The lead carpenter passes the vision on to subcontractors, and the vision comes up when complications arise. Two-thirds of the way through, Renovations invites neighbors over for a "house blessing," serving a meal on makeshift plywood tables and beverages iced in beat-up wheelbarrows. While clients love this, it gives employees purpose: They're not "just remodeling," they're executing a vision for homeowners.
Managing, Planning, Systematizing
John Hersey, author of Creating Contagious Leadership, says it's a mistake to start in business without a company vision.
"Sometimes we never get to the 10-year mark to create that vision," he says. "People who say, 'I have no time to work on my plan — that individual is going to let circumstance dictate what his business will look like."
In the beginning you have limited control of your destiny, and you're interested in simply paying bills.

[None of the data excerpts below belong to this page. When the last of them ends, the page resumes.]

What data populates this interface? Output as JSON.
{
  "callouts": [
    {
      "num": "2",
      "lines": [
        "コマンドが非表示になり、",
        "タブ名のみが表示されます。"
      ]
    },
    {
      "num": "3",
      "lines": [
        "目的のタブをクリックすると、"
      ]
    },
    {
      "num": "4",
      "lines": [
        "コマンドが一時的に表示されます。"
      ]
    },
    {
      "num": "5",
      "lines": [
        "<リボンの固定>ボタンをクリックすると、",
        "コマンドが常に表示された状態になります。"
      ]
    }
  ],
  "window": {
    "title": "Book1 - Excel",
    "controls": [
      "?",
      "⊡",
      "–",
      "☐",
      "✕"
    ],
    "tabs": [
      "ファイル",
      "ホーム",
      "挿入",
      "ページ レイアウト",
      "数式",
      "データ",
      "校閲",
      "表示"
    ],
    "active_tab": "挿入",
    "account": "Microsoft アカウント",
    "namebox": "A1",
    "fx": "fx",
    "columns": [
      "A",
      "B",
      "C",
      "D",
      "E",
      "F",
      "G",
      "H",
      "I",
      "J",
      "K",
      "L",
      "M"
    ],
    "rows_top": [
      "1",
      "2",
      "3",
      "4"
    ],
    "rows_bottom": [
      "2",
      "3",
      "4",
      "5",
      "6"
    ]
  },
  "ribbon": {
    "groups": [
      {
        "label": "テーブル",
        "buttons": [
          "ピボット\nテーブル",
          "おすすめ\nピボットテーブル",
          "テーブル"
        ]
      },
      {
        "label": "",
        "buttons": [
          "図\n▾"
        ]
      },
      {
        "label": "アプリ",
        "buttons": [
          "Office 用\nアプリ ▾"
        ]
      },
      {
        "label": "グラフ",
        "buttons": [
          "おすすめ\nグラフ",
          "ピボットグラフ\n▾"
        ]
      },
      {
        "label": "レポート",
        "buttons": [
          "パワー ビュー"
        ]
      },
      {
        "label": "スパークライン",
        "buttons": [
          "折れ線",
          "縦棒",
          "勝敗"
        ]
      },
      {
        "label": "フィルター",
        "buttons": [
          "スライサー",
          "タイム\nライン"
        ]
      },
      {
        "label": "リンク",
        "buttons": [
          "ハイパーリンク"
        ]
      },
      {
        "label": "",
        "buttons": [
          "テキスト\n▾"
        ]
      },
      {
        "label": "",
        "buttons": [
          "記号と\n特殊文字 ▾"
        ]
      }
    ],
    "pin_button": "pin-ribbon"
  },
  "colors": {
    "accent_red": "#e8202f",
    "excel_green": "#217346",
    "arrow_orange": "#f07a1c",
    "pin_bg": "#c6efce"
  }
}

But think about what you want to be, he says, because the answer takes time.
Hersey says you may not come up with all the answers right away, but at least allocate time regularly to plan. Too many business owners get intimidated with how they will do it, so it never gets done.
McCann says 70% of family businesses don't have plans. "If there's no clear plan, people measure their worth by complaining," he says. "If Company A has a plan that says Joe and Greg have to sell 10 jobs, at the end of the week you get a sense of how you did. But if there's no benchmark, people say, 'Well, I came early, I stayed late, I got an ulcer, or my wife left me.' What becomes valued is how much you're suffering, not how much you're producing."
You need time to plan, and finding time means giving up control of aspects of your business. How do you move from being a manager to being a CEO?
In Built to Last, Jim Collins says to create a "Do Not Do" list, and gracefully step back. But you need to document your processes so you can hand them over.
Blohowiak suggests breaking your business into activity areas, then taking on one at a time to systemize them. He says he himself despised system orientation ("it seemed uncreative and confining") but once he'd done it, it was liberating "because I don't have to think about it anymore. It's freedom through constraint."
By delegating slowly, you can build leadership and trust. "Owners delegate too much too fast, then become convinced they were right from the start, that no one can do it right but them," Blohowiak says.
And in growing leaders, you have to accept their different perspectives of your business and how to improve it. If you want to invite that truth and improve, you need to do so while preserving employees' dignity. "When you run the business, the business is you," Blohowiak says. "Where you start and the business starts is a blur." So when you invite input from your growing leaders, know that their criticism is of your company, or its systems, not you, Blohowiak says. "Say, 'I don't want to hear that, but I'm glad you told me,'" he adds.
He suggests systematizing the truth, bad news, or challenges: At meetings, have employees give two "thumbs up," then two "thumbs down," about issues or problems they're facing, or company policies and procedures. This way you celebrate success but also examine less positive issues.
That communication and trust is something that, if fostered in a family business, can really take it places.
Mike Tenhulzen of Tenhulzen Inc. of Redmond, Wash., recalls how his parents, Jack and Pat, talked about business around the dinner table. Regular company meetings clarified the mission, goals, and values of the firm, and also supplied job descriptions with benchmarks and performance guidelines, which helped Mike and his brother, Brian, take the helm.
Those discussions, Tenhulzen says, honestly addressed the struggles of how to build up the company's next leaders, including him.